López Obrador is a leftist populist politician, but he is not a Hugo Chávez or a Fidel Castro. In fact, when I interviewed him when he was mayor of Mexico City, I got the impression that he has little knowledge of — and no interest in — foreign policy.
But he has recently said that, if elected, he will return to Mexico’s old-guard foreign policy of “nonintervention” in other countries’ affairs.
“Nonintervention” is the excuse used by totalitarian states such as Cuba and Venezuela — as well as by Mexico’s authoritarian governments in the 20th century — to justify their support for other dictatorships and to defend themselves against outside criticism of their human-rights abuses.
López Obrador announced recently that, if elected, he would appoint as his foreign minister Hector Vasconcelos, who has served as ambassador to Denmark, Norway and Iceland.
Vasconcelos subsequently said that he would put an end to Mexico’s current activism in diplomatic efforts to restore democracy in Venezuela. What’s more, Vasconcelos said he wouldn’t even criticize Venezuela’s regime.
Asked at a May 17 roundtable on Mexico’s “Es Hora de Opinar” television show if he would have signed a recent statement by 14 Latin American countries demanding the restoration of the rule of law in Venezuela — as did Mexico’s current government — Vasconcelos responded, “I don’t think so.”
He added, “This is a strictly internal matter of Venezuela. We believe we shouldn’t even express opinions about strictly internal matters.”
To be fair, López Obrador and Vasconcelos are not the only foreign-policy dinosaurs who are being resurrected on the world stage.
President Donald Trump and his top foreign-policy advisers are much in the same league, reviving pro-authoritarian, protectionist and thinly veiled racist policies that most of us believed were a thing of the past.
Trump’s praise for the authoritarian rulers of Russia, Egypt, Turkey and even — depending on the day — North Korea, without bringing up their human-rights violations, marks a return to when the United States turned a blind eye to countries’ rights abuses.
At the same time, Trump’s 80-year-old commerce secretary, Wilbur Ross, is asking for a 25 percent tax on auto imports in the name of “national security,” using a language like the one that led to the trade wars that accelerated the Great Depression of 1930.

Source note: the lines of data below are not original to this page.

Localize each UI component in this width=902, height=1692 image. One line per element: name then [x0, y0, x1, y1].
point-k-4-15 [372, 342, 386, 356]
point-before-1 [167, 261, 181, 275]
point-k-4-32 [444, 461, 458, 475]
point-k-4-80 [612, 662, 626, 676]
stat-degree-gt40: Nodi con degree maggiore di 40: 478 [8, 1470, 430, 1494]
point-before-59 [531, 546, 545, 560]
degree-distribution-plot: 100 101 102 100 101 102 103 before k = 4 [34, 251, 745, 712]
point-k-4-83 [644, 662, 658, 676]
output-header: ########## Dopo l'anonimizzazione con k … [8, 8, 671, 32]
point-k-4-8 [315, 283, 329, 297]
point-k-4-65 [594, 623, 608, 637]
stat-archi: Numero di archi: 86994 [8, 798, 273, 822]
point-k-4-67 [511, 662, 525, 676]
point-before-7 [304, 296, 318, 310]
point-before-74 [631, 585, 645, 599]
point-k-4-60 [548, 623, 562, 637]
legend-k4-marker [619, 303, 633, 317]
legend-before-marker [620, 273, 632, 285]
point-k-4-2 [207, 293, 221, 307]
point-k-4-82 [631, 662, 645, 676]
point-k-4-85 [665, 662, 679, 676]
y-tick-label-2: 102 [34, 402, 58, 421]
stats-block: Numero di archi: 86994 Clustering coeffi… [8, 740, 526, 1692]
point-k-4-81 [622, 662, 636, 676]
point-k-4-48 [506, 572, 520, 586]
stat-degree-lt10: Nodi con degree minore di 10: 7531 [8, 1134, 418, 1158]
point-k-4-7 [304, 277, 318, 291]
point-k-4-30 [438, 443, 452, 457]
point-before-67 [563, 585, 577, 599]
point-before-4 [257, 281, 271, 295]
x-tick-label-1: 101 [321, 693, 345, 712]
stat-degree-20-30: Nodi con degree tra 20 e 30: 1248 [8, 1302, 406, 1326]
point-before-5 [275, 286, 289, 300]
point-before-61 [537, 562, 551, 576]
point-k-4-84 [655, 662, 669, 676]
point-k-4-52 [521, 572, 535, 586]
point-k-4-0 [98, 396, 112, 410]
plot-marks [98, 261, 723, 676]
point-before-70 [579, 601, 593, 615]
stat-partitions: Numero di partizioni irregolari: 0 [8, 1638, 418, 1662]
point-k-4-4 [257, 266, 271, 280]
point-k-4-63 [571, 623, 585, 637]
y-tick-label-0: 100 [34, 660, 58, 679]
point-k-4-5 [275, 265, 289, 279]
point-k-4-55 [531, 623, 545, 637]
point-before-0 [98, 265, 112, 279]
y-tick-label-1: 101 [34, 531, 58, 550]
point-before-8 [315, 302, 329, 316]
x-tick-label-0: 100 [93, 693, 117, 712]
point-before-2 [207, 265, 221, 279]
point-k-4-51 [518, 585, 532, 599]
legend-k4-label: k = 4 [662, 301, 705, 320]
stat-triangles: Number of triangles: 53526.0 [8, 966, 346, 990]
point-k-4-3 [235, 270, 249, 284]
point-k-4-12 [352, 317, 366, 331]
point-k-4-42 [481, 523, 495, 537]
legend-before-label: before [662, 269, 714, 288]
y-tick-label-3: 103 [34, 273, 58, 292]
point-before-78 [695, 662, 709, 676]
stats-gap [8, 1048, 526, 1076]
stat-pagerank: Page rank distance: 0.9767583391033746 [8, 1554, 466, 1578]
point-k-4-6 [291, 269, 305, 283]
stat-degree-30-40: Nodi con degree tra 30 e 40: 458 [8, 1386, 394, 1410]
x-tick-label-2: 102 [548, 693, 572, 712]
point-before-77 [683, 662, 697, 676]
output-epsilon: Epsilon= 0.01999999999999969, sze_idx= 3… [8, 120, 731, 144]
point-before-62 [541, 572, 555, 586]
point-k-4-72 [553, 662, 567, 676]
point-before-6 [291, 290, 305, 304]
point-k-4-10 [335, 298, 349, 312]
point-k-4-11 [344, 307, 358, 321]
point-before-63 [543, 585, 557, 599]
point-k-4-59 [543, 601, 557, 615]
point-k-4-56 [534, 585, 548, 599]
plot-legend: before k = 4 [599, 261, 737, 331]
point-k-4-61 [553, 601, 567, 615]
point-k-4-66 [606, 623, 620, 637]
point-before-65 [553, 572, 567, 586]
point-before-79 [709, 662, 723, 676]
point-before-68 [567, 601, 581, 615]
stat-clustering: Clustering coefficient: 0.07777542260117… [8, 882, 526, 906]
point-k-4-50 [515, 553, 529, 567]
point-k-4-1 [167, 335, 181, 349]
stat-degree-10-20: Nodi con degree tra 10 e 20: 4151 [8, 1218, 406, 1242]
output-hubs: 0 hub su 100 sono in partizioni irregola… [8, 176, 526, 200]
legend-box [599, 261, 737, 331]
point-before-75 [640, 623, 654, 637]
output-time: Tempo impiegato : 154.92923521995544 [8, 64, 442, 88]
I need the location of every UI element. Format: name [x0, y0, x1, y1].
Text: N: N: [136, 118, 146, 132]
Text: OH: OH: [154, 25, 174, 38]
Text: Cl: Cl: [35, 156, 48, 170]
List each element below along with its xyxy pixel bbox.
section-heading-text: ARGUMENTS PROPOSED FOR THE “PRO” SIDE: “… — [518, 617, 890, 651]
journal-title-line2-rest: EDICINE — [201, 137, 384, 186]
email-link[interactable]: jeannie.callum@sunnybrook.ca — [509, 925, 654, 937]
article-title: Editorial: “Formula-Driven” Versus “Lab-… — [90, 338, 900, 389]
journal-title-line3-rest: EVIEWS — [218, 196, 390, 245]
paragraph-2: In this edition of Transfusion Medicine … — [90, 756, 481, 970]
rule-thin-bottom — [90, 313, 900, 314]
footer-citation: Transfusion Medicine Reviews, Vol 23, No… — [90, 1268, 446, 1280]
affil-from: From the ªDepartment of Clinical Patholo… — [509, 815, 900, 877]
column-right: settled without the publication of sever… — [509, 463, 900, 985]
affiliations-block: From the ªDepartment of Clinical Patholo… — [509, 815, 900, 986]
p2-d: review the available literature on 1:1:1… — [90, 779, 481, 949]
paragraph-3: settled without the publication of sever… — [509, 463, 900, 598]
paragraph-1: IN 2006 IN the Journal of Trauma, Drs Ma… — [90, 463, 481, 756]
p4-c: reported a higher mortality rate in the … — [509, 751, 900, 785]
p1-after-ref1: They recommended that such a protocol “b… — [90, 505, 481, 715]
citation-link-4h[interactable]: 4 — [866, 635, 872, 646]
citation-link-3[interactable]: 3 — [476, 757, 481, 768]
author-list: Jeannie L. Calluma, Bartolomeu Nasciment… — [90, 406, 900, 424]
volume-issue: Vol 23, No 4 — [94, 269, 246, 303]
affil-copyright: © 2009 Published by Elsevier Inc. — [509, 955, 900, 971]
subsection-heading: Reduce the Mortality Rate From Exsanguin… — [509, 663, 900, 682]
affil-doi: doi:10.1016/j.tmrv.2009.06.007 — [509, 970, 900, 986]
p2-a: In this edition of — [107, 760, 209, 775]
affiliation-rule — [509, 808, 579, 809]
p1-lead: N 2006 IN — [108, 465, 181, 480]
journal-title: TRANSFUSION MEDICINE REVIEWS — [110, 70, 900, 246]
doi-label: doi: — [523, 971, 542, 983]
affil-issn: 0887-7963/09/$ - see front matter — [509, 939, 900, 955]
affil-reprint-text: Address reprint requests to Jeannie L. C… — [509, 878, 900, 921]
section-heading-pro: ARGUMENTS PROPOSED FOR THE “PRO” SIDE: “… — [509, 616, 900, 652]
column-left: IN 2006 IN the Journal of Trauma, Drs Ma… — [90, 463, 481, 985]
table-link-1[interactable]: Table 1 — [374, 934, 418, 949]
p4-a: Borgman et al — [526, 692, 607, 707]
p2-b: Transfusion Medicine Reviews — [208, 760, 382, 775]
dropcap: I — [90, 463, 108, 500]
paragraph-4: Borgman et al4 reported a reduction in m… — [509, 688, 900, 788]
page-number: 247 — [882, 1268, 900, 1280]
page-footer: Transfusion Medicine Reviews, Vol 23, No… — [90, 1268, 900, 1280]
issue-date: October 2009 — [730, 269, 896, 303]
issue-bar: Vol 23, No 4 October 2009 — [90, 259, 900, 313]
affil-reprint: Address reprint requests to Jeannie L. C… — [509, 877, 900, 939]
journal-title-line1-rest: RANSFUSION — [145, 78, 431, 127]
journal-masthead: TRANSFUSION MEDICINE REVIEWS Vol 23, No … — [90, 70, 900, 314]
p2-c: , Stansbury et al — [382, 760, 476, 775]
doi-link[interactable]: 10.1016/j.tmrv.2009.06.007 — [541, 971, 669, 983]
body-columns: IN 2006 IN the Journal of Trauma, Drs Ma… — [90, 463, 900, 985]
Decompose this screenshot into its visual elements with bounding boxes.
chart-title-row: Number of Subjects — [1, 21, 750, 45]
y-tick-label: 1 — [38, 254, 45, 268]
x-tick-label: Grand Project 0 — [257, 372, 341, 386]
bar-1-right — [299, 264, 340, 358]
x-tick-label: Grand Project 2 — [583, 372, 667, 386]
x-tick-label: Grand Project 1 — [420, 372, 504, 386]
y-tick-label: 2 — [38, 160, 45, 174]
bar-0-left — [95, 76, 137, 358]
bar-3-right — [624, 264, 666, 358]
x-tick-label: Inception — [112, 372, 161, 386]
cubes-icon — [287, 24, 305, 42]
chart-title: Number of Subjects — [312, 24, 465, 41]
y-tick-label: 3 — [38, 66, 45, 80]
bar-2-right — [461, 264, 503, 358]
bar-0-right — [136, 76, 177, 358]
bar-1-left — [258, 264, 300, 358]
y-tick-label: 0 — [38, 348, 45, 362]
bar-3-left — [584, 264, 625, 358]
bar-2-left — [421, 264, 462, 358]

Mexico’s return to the “noninterventionist” foreign policy that it discarded at least two decades ago would be a major setback for Latin America’s diplomatic efforts in Venezuela. Without Mexico, the Group of Lima — 14 major countries that seek democracy in Venezuela — would lose one of its biggest and most active members.
Last week, I asked Mexico’s foreign minister, Luis Videgaray, about López Obrador’s campaign vows to abstain from criticizing Venezuela. Videgaray said that while Mexico should oppose any violent outside intervention in Venezuela, it should not remain indifferent to the Venezuelan regime’s abuse of basic rights.
The principle of “nonintervention” was understandable during the Cold War, and at a time when Mexico was a “pre-democratic country,” but it’s no longer justified today, he told me. At that time, Mexico took refuge behind the “nonintervention” concept to stop other countries from criticizing its own political system’s shortcomings, he said.
“But today, Mexico has to assume a global responsibility, and that includes not to look the other way when we see violations of the rule of law like the ones we’re seeing in Venezuela,” Videgaray added.
I agree. Since the horrors of Nazism and Communism in World War II, the world has evolved to accept the idea that countries cannot remain indifferent to the violation of basic rights in other nations. Unfortunately, the foreign-policy dinosaurs seem to be coming back, everywhere.